1) A plot of height vs defect probability for all defect types (i.e shallow, deep, all) 2) A plot of defect size probability. 3) A plot of defect coverage across the simulation. 4) A plot of the defect map that represents the average defect coverage of the simulation. 5) .csv file for the average defect coverage and average defect size.

defect-analysis-filename = "python main/aggregate_map_defects_plt.py -i output/defect_mapping/your_file_name -o output/defect_analysis/your_file_name -l leaflet -s your_file_name"

Then execute the following in the terminal

pixi r defect-analysis-filename

Curvature analysis

This determines the curvature of the buckled membrane throughout the simulations by fitting a circle to the peak of the membrane.
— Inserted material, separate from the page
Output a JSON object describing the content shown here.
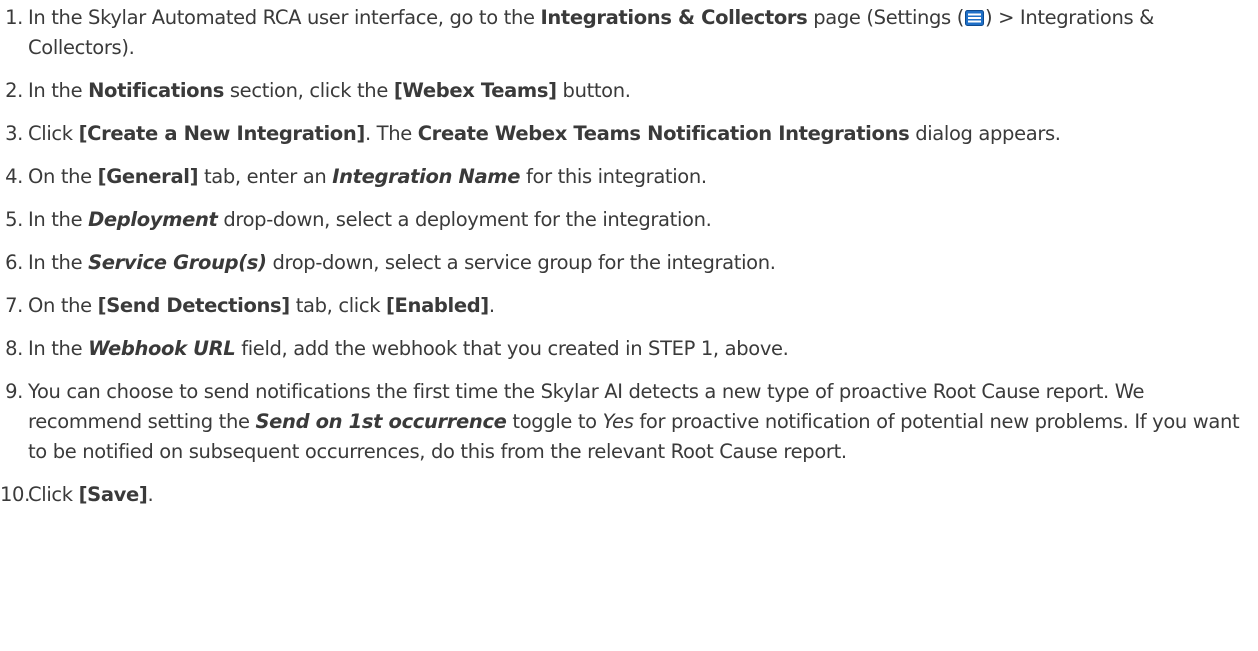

In the pixi.toml replace the “your_file_name” for the file name of your .gro and .xtc

curvature-analysis-filename = "python curvature-analysis-filename = "main/curvature.py -gro input/your_file_name.gro -xtc input/your_file_name.xtc -s your_file_name -out output/curvature_analysis/your_file_name"

Then execute the following in the terminal

pixi r curvature-analysis-filename

Output 1) A .png file of the circle of best fit for each frame of the trajectory. 2) A .npy file that describes the radius, curvature of the perfect fit circle for each frame. 3) A .csv file that contains a summary of the curvature values.